Sherry takes centre stage in the grape harvest festivities in Jerez de la Frontera in September. There are many seminars and guided tours, including master classes in sherry tasting and in the marriage between sherry and the best of the local cuisine. Many of the sherry houses open their doors and tours are free. I would have loved to take part in the evening event ‘Napia de Oro’, superbly translated in a Tourist Information booklet as ‘The Golden Snout’, in which participants identify sherry, wine and other things, by smell alone. Unfortunately this took place before I arrived.
Yet the Jerez Vendimia is more than just about the grape harvest.

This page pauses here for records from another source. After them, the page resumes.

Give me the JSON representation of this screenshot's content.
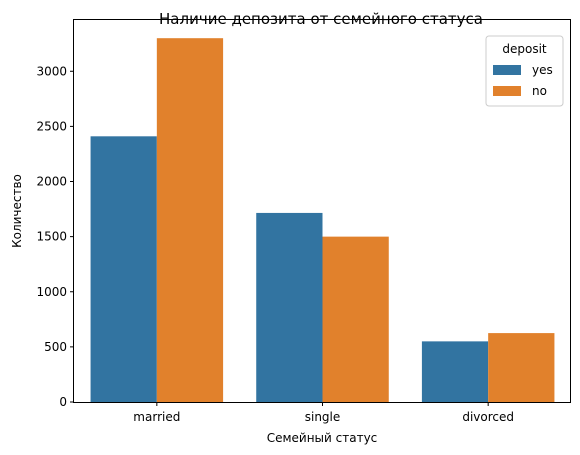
{
  "chart_data": {
    "type": "bar",
    "title": "Наличие депозита от семейного статуса",
    "xlabel": "Семейный статус",
    "ylabel": "Количество",
    "categories": [
      "married",
      "single",
      "divorced"
    ],
    "series": [
      {
        "name": "yes",
        "values": [
          2410,
          1715,
          550
        ],
        "color": "#3274a1"
      },
      {
        "name": "no",
        "values": [
          3300,
          1500,
          625
        ],
        "color": "#e1812c"
      }
    ],
    "ylim": [
      0,
      3465
    ],
    "yticks": [
      0,
      500,
      1000,
      1500,
      2000,
      2500,
      3000
    ],
    "legend": {
      "title": "deposit",
      "placement": "top-right"
    },
    "grid": false
  }
}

The 13th September happens also to be the European Day of the Horse and, as one would expect in this equine-loving city, there are events across the town. The Royal Riding School presented a Gala Performance and there was a national show jumping competition out at Chapin ( a twenty-minute walk from the centre of the city ) The exhibition EQUUS began at the Palacio Villavicencio in the Alcazar at the beginning of September.

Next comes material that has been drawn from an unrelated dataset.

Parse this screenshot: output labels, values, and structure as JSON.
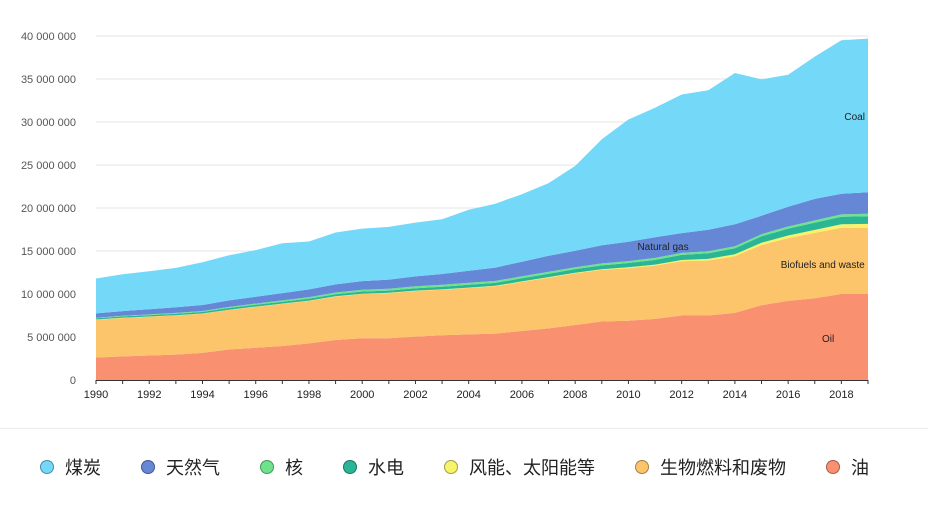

Music also features, with the first City of Jerez International Piano Competition taking place in the magnificent 13th century Cloisters of Santo Domingo across three days in early September. A flamenco cycle of songs was given nightly at the Tabanco El Pasaje, except for when the Fiesta de la Buleria took place on 5th September in the Alcazar. The ‘buleria’ is a flamenco dance specifically associated with Jerez, where it was invented, and this Fiesta event, which has been going for over 50 years, draws several thousand aficionados to see Jerez singers, dancers and musicians perform in the ancient castle. For less traditional tastes there was a music concert, a mix of flamenco and rock, until one in the morning on 11th also in the Alcazar. The city’s ancient monuments are well used.

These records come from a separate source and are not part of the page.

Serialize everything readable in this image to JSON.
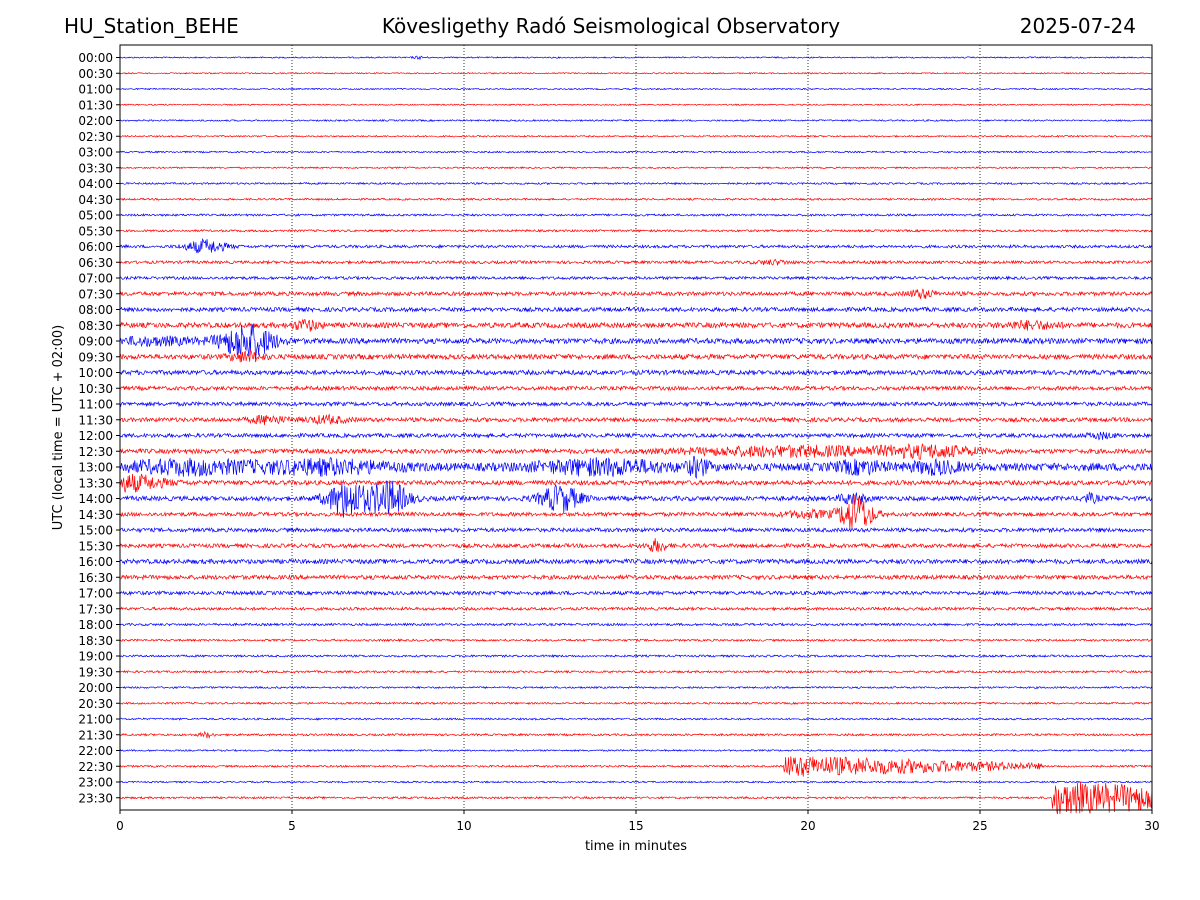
{
  "header": {
    "station": "HU_Station_BEHE",
    "observatory": "Kövesligethy Radó Seismological Observatory",
    "date": "2025-07-24"
  },
  "chart_data": {
    "type": "line",
    "title": "Kövesligethy Radó Seismological Observatory",
    "xlabel": "time in minutes",
    "ylabel": "UTC (local time = UTC + 02:00)",
    "xlim": [
      0,
      30
    ],
    "x_ticks": [
      0,
      5,
      10,
      15,
      20,
      25,
      30
    ],
    "vertical_grid": true,
    "trace_colors": [
      "#0000ff",
      "#ff0000"
    ],
    "rows": [
      {
        "label": "00:00",
        "noise": 0.1,
        "events": [
          {
            "t": 8.7,
            "amp": 0.18,
            "dur": 0.4
          }
        ]
      },
      {
        "label": "00:30",
        "noise": 0.1,
        "events": []
      },
      {
        "label": "01:00",
        "noise": 0.1,
        "events": []
      },
      {
        "label": "01:30",
        "noise": 0.1,
        "events": []
      },
      {
        "label": "02:00",
        "noise": 0.12,
        "events": []
      },
      {
        "label": "02:30",
        "noise": 0.12,
        "events": []
      },
      {
        "label": "03:00",
        "noise": 0.12,
        "events": []
      },
      {
        "label": "03:30",
        "noise": 0.12,
        "events": []
      },
      {
        "label": "04:00",
        "noise": 0.14,
        "events": []
      },
      {
        "label": "04:30",
        "noise": 0.14,
        "events": []
      },
      {
        "label": "05:00",
        "noise": 0.16,
        "events": []
      },
      {
        "label": "05:30",
        "noise": 0.16,
        "events": []
      },
      {
        "label": "06:00",
        "noise": 0.22,
        "events": [
          {
            "t": 2.5,
            "amp": 1.0,
            "dur": 1.2
          }
        ]
      },
      {
        "label": "06:30",
        "noise": 0.22,
        "events": [
          {
            "t": 19.0,
            "amp": 0.3,
            "dur": 1.0
          }
        ]
      },
      {
        "label": "07:00",
        "noise": 0.22,
        "events": []
      },
      {
        "label": "07:30",
        "noise": 0.3,
        "events": [
          {
            "t": 23.3,
            "amp": 0.6,
            "dur": 0.8
          }
        ]
      },
      {
        "label": "08:00",
        "noise": 0.32,
        "events": []
      },
      {
        "label": "08:30",
        "noise": 0.4,
        "events": [
          {
            "t": 5.4,
            "amp": 0.7,
            "dur": 0.8
          },
          {
            "t": 26.5,
            "amp": 0.5,
            "dur": 1.5
          }
        ]
      },
      {
        "label": "09:00",
        "noise": 0.42,
        "events": [
          {
            "t": 3.7,
            "amp": 2.6,
            "dur": 1.6
          },
          {
            "t": 1.0,
            "amp": 0.5,
            "dur": 2.5
          }
        ]
      },
      {
        "label": "09:30",
        "noise": 0.38,
        "events": [
          {
            "t": 3.7,
            "amp": 0.7,
            "dur": 1.0
          }
        ]
      },
      {
        "label": "10:00",
        "noise": 0.35,
        "events": []
      },
      {
        "label": "10:30",
        "noise": 0.3,
        "events": []
      },
      {
        "label": "11:00",
        "noise": 0.3,
        "events": []
      },
      {
        "label": "11:30",
        "noise": 0.32,
        "events": [
          {
            "t": 4.3,
            "amp": 0.6,
            "dur": 1.0
          },
          {
            "t": 6.0,
            "amp": 0.5,
            "dur": 1.2
          }
        ]
      },
      {
        "label": "12:00",
        "noise": 0.3,
        "events": [
          {
            "t": 28.5,
            "amp": 0.4,
            "dur": 0.8
          }
        ]
      },
      {
        "label": "12:30",
        "noise": 0.35,
        "events": [
          {
            "t": 19.5,
            "amp": 0.7,
            "dur": 6.0
          },
          {
            "t": 23.5,
            "amp": 0.8,
            "dur": 3.0
          }
        ]
      },
      {
        "label": "13:00",
        "noise": 0.6,
        "events": [
          {
            "t": 2.0,
            "amp": 0.9,
            "dur": 4.0
          },
          {
            "t": 6.0,
            "amp": 0.9,
            "dur": 4.0
          },
          {
            "t": 14.0,
            "amp": 1.0,
            "dur": 4.0
          },
          {
            "t": 16.8,
            "amp": 1.2,
            "dur": 0.6
          },
          {
            "t": 21.5,
            "amp": 0.8,
            "dur": 1.5
          },
          {
            "t": 23.7,
            "amp": 0.8,
            "dur": 1.5
          }
        ]
      },
      {
        "label": "13:30",
        "noise": 0.35,
        "events": [
          {
            "t": 0.3,
            "amp": 1.2,
            "dur": 2.0
          }
        ]
      },
      {
        "label": "14:00",
        "noise": 0.35,
        "events": [
          {
            "t": 6.6,
            "amp": 2.8,
            "dur": 1.2
          },
          {
            "t": 7.8,
            "amp": 2.6,
            "dur": 1.2
          },
          {
            "t": 12.8,
            "amp": 2.0,
            "dur": 1.2
          },
          {
            "t": 21.3,
            "amp": 0.8,
            "dur": 0.8
          },
          {
            "t": 28.2,
            "amp": 0.6,
            "dur": 0.5
          }
        ]
      },
      {
        "label": "14:30",
        "noise": 0.3,
        "events": [
          {
            "t": 21.4,
            "amp": 2.8,
            "dur": 1.0
          },
          {
            "t": 20.0,
            "amp": 0.5,
            "dur": 1.5
          }
        ]
      },
      {
        "label": "15:00",
        "noise": 0.3,
        "events": []
      },
      {
        "label": "15:30",
        "noise": 0.3,
        "events": [
          {
            "t": 15.6,
            "amp": 0.9,
            "dur": 0.6
          }
        ]
      },
      {
        "label": "16:00",
        "noise": 0.35,
        "events": []
      },
      {
        "label": "16:30",
        "noise": 0.32,
        "events": []
      },
      {
        "label": "17:00",
        "noise": 0.28,
        "events": []
      },
      {
        "label": "17:30",
        "noise": 0.22,
        "events": []
      },
      {
        "label": "18:00",
        "noise": 0.18,
        "events": []
      },
      {
        "label": "18:30",
        "noise": 0.16,
        "events": []
      },
      {
        "label": "19:00",
        "noise": 0.16,
        "events": []
      },
      {
        "label": "19:30",
        "noise": 0.16,
        "events": []
      },
      {
        "label": "20:00",
        "noise": 0.14,
        "events": []
      },
      {
        "label": "20:30",
        "noise": 0.14,
        "events": []
      },
      {
        "label": "21:00",
        "noise": 0.14,
        "events": []
      },
      {
        "label": "21:30",
        "noise": 0.16,
        "events": [
          {
            "t": 2.5,
            "amp": 0.4,
            "dur": 0.4
          }
        ]
      },
      {
        "label": "22:00",
        "noise": 0.12,
        "events": []
      },
      {
        "label": "22:30",
        "noise": 0.15,
        "events": [
          {
            "t": 19.3,
            "amp": 1.6,
            "dur": 7.5,
            "shape": "coda"
          }
        ]
      },
      {
        "label": "23:00",
        "noise": 0.12,
        "events": []
      },
      {
        "label": "23:30",
        "noise": 0.15,
        "events": [
          {
            "t": 27.1,
            "amp": 2.6,
            "dur": 2.9,
            "shape": "sustained"
          }
        ]
      }
    ]
  }
}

I enjoy flamenco, but this time I was enchanted by music of a different type. ‘Medieval Jerez’ presented exquisite music from the twelfth to the fourteenth centuries, ‘religiosas y profanas’ on lute, violin, recorders, percussion and voices in the chapel, formerly the mosque, of the Alcazar ( see left ). The mosque became a chapel and was dedicated to Santa Maria by King Alfonso X after his successful victory at Jerez in 1264. The altar set into its west-facing wall records this dedication and panels upon it display the words to the ‘Ave Maria’ and reference another song, written by King Alfonso for performance in this very chapel.
On Sunday the musicians performed in front of the mihrab, the prayer niche denoting the direction of Mecca. The acoustics in the hexagonal chapel were excellent and it echoed to a cappella monastic part-songs, as well as jolly dances and marching songs from Carmina Burana ( the delicate original, not the thumping Orff version ). Included in the programme were four pieces by King Alfonso X ‘El Sabio’, himself, two of them written specifically for or about Capilla de Santa Maria. During this visit to Jerez I was revising my novel, in which King Alfonso X features, so much more than the music resonated and in so many ways. He was a fine composer. Now I must work some music into the novel.
The Fiesta de la Vendimia 2015 runs from 1st to 20th September in Jerez de la Frontera. Most of the events within it are free or at moderate cost e.g. a ticket to my lovely concert cost 10 euros. It might be too late for this year, but the Vendimia is a good time to visit Jerez, so watch the Ayuntamiento web-site for the dates for 2016. I will be returning to Jerez before then, in October, when I hope to be tasting some of the mosto, the season’s first pressings, before it is refined into sherry.